Анатолий махнул рукой и продолжил свой рассказ.
— Нас было шестнадцать ученых. Мы работали над секретным проектом. Мы смогли открыть проход, разрыв, дверь! Тогда я работал над очень секретным проектом „Брама“, мы все работали над этим проектом. Вот почему военные пришли за мной. Они знают кто я, их интересует то, что мы открыли. Прошу, никогда не упоминайте об это впредь. Не упоминайте этот проект! Хорошо? Не упоминайте наш разговор.
— Не буду, Толя. Хорошо!
— Мы все прошли туда. Это было глупо. Не знаю, зачем и почему. Это была глупо с нашей стороны. Это было нашей ошибкой! Каждый хотел побывать там, мы не следовали протоколу. Мы открыли несколько бутылок шампанского, хотя нет. Было два ящика на случай, когда у нас все выйдет. Мы напились, это я помню. Мы пошли туда все вместе. Этот аппарат, это древняя технология, но мы смогли его реконструировать. Но когда мы прошли туда, он взорвался, и мы не смогли вернуться обратно. Трезвость пришла быстро, а хорошее настроение сменил лютый ужас.
В округе все по-прежнему стояло на паузе. Черевко пыталась рассмотреть мутную черноту в дальних уголках комнаты, но оно постоянно бродило из стороны в сторону. Будто время не распространялась на нее. Кроме Анатолия и Анны больше ничего не двигалось в этом месте.
— Первыми ушли трое наших коллег, — продолжал рассказчик. — У них организм не принял вещество или вещество не приняло их. Это не суть, просто оно не усвоилось. И лучше чтоб оно не работало, чем вызвало отторжение всего организма.

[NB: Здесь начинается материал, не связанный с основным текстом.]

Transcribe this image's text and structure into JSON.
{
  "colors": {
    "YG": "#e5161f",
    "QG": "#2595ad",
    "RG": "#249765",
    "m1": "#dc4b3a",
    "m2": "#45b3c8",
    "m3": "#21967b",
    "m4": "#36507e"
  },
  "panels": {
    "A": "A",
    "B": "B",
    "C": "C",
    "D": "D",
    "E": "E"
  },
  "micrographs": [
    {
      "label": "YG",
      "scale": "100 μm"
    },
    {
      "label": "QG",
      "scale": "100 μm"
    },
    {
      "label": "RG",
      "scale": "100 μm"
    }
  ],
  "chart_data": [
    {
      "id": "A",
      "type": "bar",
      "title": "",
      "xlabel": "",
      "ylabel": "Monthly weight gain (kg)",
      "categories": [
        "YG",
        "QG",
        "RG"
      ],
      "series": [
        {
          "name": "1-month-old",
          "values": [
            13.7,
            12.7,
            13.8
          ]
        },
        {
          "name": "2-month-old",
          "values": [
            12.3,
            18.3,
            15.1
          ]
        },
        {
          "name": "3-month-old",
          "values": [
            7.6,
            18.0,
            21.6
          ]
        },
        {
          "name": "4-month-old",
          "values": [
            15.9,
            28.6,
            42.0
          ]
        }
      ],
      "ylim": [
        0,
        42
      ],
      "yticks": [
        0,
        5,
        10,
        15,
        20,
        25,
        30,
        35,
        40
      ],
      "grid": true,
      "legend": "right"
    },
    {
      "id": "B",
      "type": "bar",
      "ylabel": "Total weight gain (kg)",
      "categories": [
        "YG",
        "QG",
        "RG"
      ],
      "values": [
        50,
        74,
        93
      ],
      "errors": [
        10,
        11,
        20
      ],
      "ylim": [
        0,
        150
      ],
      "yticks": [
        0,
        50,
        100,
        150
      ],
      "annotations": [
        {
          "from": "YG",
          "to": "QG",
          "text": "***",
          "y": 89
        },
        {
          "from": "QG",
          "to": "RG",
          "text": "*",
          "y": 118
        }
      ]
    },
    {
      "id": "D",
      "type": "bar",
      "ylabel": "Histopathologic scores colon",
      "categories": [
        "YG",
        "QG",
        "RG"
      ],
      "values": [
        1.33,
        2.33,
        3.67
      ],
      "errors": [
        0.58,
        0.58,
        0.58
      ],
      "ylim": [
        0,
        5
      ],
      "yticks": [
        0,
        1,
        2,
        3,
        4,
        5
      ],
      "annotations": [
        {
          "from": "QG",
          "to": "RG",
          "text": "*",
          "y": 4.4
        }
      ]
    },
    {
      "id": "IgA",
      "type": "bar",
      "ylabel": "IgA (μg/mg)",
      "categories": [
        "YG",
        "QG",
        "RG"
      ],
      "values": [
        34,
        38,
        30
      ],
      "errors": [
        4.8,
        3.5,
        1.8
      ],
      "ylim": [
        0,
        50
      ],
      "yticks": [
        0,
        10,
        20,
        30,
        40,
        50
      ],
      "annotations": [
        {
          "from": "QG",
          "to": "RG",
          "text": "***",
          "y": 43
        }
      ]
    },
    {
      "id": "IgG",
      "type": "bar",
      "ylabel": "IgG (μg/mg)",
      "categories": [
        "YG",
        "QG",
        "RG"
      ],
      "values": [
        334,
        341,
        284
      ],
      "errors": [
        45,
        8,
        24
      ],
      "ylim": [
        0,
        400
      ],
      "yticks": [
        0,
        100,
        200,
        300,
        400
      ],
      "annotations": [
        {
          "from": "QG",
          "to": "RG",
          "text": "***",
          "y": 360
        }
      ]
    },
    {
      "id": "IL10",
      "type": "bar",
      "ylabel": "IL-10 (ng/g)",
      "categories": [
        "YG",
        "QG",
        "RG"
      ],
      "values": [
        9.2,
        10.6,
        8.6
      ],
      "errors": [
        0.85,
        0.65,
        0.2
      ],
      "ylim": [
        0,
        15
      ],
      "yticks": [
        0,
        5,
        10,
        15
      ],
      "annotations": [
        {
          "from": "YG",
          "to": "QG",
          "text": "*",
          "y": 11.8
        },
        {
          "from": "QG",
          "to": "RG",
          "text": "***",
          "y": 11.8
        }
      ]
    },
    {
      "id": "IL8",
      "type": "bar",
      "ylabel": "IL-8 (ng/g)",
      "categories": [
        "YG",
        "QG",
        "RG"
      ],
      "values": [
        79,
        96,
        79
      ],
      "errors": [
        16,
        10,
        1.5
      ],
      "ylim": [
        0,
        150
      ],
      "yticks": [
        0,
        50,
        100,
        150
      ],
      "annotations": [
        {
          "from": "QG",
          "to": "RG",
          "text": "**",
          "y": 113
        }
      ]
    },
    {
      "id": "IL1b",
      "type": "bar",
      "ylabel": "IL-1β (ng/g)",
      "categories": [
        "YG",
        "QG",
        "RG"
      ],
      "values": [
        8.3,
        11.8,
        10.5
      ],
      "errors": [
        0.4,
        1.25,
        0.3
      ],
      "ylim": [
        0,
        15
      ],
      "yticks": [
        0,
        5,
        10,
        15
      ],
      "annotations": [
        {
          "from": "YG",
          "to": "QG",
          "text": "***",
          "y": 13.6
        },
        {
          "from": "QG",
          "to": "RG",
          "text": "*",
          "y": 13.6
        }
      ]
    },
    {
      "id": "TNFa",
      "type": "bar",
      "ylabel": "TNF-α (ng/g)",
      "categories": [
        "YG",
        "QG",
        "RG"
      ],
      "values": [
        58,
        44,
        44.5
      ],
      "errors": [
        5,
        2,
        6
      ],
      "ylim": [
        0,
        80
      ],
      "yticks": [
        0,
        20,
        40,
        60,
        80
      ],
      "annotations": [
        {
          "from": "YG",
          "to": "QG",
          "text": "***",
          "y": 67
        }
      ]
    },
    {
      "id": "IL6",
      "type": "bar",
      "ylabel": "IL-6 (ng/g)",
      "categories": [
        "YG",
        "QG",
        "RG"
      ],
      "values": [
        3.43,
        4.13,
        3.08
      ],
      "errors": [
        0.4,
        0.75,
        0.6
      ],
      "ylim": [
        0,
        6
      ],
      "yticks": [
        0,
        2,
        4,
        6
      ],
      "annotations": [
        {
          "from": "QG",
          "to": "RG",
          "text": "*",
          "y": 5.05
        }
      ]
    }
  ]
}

Понимаете, Анна Николаевна есть небольшой процент отторжения. И лучше не попадаться в этот процент. Они умерли, — переведя дыхание. — О, Господи, их выедала изнутри, — он начал плакать. — Подобно кислоте, она бурлила в их жилах. Они умирали в муках несколько часов. Я до сих пор помню их крики, адские судороги. Господи! — сжимая глаза. — Столько лет прошло, а я помню. Помню, как их кости ломались и рвались сухожилия. Как тело проваливалось вовнутрь. Один дотянул до следующего утра. Его все суставы вывернулись на изнанку, язык болтался, челюсть обвисла. А глаза, глаза бегали из стороны в сторону. Он не мог кричать, но глаза его говорили о боли! Он испытывал сильную боль. Никто не мог помочь им. Я взял камень, поднял его нал головой. Я видел его глаза, они молили меня, чтоб я закончил его страдание, — продолжая пускать серые слезы. — Господи, — вздыхая. — Когда все закончилось от тел осталось мокрое место, пускающее пузыри и отвратное зловоние. Это был кошмар. Через несколько дней они испарились, и следов не осталось вовсе. Да, дни там идут иначе.